The company's Brisbane Industrial Market Overview March 2019 found land values for industrial properties of one to five hectares grew by 5.8% over the past year to reach $294/square metre, while properties of less than 5000 square metres increased in value by 6.4% to reach $377/square metre.
Knight Frank Partner and Joint Head of Industrial Queensland, Chris Wright, said the fastest-growing prices for industrial land remain in Brisbane’s TradeCoast and South East precincts.
“The TradeCoast has long held the highest land values due to its proximity to the Brisbane CBD and major roads, port and airport, and over the past year there has been further growth of 10.5 per cent for smaller and 8.5 per cent for larger lots,” he said.
“The South East precinct has rebounded from a period where its values lagged the other southside markets.
“With two year total growth of 25% for small and 34% for larger lots, the construction activity and absorption of available sites has seen the South East back on a par with the South and South West precincts with small lots ranging between $310 to 330 per square metre and one to five hectare lots at $275 per square metre.”

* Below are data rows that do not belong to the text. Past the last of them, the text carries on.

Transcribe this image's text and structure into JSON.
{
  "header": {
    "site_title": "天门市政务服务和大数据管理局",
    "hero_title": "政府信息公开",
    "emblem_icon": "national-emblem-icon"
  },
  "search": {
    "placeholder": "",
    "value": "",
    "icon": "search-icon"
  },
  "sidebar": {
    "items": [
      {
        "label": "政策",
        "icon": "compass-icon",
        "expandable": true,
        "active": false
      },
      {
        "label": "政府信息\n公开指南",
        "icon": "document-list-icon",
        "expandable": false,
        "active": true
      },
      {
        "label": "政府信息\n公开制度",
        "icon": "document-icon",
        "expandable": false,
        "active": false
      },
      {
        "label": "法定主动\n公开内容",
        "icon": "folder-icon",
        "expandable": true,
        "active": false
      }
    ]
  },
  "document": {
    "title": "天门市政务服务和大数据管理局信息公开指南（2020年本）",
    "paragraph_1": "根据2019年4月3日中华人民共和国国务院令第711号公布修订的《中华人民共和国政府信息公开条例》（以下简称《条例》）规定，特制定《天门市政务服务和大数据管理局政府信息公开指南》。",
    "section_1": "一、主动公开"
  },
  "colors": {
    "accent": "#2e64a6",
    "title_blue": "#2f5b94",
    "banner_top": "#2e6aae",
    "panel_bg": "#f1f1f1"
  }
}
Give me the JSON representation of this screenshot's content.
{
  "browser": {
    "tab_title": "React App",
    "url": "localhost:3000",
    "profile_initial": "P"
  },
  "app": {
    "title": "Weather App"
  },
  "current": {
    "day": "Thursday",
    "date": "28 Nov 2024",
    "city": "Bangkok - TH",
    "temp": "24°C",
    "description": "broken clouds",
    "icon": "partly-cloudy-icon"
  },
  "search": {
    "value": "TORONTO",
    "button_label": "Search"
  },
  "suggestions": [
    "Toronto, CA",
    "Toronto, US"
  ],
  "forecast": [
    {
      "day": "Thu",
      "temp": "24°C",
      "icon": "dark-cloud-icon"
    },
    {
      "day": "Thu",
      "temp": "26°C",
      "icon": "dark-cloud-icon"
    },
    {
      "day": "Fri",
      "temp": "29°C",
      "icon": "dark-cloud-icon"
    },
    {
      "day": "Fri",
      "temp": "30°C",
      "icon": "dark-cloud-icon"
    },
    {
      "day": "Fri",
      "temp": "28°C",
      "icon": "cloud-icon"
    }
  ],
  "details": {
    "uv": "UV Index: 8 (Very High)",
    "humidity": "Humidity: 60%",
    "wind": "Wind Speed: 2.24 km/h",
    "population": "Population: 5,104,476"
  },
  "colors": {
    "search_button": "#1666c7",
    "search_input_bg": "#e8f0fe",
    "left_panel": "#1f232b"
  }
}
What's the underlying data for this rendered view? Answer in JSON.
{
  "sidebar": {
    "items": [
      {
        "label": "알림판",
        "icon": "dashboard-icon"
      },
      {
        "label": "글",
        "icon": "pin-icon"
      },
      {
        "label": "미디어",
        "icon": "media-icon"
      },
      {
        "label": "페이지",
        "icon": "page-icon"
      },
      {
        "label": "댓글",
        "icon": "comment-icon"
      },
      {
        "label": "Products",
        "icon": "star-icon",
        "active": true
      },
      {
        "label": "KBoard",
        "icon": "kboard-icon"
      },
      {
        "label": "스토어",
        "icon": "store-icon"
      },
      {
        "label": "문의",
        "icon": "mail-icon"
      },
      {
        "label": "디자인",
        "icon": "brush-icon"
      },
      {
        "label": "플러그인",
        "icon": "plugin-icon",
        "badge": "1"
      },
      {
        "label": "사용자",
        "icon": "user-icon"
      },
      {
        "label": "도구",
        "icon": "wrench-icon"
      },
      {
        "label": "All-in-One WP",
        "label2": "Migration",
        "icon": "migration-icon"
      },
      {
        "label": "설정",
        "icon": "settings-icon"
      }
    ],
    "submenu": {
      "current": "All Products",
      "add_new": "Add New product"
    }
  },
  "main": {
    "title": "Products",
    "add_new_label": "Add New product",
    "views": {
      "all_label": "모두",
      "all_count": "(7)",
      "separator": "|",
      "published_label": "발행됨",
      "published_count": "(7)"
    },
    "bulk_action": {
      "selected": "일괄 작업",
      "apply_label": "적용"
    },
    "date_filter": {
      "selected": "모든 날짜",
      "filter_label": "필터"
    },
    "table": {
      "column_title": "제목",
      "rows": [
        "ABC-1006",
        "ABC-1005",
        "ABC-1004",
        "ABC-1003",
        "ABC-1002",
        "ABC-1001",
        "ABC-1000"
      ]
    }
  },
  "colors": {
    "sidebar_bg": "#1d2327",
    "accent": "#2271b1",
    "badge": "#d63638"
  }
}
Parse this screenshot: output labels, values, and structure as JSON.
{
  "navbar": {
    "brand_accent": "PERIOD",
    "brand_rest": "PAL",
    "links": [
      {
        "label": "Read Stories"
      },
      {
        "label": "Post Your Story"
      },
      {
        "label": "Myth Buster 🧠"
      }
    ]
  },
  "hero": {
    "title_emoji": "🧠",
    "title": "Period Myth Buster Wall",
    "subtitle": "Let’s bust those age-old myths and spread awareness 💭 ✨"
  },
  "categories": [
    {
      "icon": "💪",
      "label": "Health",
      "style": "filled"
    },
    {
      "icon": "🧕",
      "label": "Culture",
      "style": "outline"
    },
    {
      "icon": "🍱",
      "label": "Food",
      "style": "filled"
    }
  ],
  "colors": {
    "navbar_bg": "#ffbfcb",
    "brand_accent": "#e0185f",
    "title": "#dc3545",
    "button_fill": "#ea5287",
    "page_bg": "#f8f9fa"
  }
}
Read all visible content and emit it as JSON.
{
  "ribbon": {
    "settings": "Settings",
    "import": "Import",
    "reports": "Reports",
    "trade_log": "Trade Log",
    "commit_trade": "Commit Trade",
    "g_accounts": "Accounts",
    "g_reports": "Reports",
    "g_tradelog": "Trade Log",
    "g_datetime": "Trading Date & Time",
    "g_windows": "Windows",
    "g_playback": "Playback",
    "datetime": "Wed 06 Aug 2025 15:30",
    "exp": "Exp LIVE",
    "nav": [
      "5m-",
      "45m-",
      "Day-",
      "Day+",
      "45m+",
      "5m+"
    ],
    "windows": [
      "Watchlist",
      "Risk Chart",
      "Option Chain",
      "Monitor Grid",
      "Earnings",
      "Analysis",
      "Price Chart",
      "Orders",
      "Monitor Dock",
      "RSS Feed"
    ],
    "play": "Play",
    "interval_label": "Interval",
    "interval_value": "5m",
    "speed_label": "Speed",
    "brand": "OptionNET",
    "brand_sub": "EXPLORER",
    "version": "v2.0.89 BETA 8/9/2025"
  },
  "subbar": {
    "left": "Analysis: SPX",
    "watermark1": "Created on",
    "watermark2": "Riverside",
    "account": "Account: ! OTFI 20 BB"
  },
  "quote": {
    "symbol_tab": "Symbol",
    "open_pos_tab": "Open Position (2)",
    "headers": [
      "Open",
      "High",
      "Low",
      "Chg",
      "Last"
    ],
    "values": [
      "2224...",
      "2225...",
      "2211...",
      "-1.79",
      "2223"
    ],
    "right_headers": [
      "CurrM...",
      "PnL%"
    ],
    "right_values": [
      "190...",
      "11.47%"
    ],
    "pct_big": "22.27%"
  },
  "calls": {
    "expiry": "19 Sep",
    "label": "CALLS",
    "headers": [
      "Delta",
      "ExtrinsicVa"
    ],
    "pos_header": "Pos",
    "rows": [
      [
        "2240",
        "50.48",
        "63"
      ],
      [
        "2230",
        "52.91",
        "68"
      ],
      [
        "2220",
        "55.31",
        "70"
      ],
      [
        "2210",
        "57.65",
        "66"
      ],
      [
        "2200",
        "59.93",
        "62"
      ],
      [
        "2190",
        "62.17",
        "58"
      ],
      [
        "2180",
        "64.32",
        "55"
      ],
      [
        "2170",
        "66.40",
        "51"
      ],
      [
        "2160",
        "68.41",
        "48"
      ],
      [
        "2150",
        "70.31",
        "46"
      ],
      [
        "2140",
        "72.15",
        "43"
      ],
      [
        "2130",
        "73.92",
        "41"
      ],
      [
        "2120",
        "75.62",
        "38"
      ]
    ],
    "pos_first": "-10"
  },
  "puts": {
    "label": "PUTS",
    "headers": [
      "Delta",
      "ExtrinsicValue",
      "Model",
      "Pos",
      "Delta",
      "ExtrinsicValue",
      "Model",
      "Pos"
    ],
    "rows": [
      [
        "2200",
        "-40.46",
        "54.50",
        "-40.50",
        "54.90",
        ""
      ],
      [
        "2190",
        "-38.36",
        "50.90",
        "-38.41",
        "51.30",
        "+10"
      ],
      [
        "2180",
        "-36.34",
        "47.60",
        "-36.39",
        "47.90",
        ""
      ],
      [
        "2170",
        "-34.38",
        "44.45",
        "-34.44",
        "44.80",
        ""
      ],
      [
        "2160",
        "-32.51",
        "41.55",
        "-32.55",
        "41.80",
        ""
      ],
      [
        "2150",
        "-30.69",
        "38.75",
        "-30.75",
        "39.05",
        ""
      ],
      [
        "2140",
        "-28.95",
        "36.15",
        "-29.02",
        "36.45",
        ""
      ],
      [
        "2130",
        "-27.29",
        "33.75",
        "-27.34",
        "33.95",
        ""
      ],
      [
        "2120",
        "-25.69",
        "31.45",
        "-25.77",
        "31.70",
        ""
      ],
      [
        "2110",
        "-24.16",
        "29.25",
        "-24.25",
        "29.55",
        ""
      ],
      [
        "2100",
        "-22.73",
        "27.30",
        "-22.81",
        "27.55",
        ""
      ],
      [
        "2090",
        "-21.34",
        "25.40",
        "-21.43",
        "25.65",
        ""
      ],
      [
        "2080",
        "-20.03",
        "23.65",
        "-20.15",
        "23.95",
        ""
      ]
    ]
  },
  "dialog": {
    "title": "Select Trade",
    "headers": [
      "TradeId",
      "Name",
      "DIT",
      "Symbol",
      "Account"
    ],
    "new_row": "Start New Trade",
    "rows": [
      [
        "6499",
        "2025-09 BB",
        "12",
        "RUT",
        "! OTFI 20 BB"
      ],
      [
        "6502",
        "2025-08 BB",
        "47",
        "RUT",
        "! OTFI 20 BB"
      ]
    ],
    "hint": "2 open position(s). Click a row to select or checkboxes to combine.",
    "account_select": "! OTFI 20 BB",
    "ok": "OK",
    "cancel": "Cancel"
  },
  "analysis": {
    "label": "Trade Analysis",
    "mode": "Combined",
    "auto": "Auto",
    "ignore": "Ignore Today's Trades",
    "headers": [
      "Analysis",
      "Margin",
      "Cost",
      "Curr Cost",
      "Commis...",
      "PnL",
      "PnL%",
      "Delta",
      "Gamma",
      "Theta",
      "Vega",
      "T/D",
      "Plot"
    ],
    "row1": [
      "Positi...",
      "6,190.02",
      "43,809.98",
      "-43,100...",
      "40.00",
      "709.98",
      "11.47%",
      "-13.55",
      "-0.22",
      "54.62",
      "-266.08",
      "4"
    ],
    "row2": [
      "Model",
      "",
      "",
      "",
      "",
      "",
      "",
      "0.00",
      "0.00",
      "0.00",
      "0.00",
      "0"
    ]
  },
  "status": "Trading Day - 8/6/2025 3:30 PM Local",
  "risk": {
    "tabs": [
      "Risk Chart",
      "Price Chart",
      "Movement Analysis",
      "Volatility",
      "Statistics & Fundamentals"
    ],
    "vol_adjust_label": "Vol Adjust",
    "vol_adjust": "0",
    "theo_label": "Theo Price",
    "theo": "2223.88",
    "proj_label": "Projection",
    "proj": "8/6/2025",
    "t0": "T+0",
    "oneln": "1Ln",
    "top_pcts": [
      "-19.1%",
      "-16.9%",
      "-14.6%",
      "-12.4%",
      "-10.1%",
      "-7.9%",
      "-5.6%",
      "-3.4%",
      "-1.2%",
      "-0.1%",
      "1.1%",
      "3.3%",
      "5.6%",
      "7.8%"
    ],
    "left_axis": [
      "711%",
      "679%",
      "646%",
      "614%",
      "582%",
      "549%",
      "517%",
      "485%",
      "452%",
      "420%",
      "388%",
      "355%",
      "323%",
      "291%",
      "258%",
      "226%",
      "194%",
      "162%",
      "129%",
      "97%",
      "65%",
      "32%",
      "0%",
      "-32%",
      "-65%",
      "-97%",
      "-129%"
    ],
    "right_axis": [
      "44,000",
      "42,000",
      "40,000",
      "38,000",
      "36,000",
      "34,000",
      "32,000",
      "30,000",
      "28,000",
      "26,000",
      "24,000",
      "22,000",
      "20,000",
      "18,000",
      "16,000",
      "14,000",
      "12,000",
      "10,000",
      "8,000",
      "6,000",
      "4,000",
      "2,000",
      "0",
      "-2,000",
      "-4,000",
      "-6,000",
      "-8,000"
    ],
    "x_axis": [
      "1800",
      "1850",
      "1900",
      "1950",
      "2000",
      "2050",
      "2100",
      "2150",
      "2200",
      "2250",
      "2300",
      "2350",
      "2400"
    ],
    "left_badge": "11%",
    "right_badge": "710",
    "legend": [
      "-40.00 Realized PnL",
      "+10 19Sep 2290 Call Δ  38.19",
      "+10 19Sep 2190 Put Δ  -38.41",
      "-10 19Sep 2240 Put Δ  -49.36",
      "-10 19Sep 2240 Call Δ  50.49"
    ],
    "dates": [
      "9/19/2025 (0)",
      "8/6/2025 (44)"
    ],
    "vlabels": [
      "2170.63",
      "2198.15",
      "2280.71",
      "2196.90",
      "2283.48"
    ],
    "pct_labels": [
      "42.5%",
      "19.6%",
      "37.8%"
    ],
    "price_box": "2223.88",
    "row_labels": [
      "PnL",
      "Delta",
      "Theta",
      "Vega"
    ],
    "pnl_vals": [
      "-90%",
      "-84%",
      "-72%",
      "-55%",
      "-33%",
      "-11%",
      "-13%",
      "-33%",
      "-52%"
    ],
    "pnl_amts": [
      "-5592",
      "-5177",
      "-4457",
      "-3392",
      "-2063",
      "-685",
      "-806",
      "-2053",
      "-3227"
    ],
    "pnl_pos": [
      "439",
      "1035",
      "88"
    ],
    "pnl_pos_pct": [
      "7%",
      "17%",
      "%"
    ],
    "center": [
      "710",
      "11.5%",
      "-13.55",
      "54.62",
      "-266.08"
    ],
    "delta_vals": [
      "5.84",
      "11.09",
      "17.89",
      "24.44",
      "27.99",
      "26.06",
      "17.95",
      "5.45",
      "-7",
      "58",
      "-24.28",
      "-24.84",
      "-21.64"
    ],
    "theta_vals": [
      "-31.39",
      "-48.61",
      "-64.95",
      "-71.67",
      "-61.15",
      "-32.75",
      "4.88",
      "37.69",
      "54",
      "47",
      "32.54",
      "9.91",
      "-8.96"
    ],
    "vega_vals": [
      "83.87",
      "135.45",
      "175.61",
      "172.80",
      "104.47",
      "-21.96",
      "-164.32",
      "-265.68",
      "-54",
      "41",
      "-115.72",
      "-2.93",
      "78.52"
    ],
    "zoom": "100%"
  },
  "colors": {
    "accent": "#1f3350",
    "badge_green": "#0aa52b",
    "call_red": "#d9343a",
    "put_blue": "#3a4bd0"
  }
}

.Knight Frank Partner and Joint Head of Industrial Queensland, Mark Clifford . Source: Knight Frank
Knight Frank Partner Research and Consulting Queensland and report author Jennelle Wilson said buildings of scale had accelerated land take up leading to value growth, and high pre-commitment activity would spur construction in 2019.
“Take up of speculative space was strong in the second half of 2018, with available space falling to 55,838 square metres from a recent high of 97,553 square metres," she said.
“Continued speculative development is expected for this year – confirmed spec accounts for 14% so far, with the potential to increase – and supply overall is expected to almost double this year over 2018 levels.”
Mr Wright said the focus in Brisbane’s industrial land market was now back on large mega-lots for future development.
“The major domestic institutional owners have continued to scout the market for land opportunities, turning to infill sites and brownfield opportunities, with some transactions of large raw land parcels emerging,” he said.
Knight Frank Partner and Joint Head of Industrial Queensland, Mark Clifford said steady demand and modest supply completions during 2018 has brought vacancy in Brisbane’s industrial market down by a further 14 per cent over the past year and under average levels for the first time in five years.
“There has now been two years of steady, if modest, rental growth in the Brisbane market,” he said.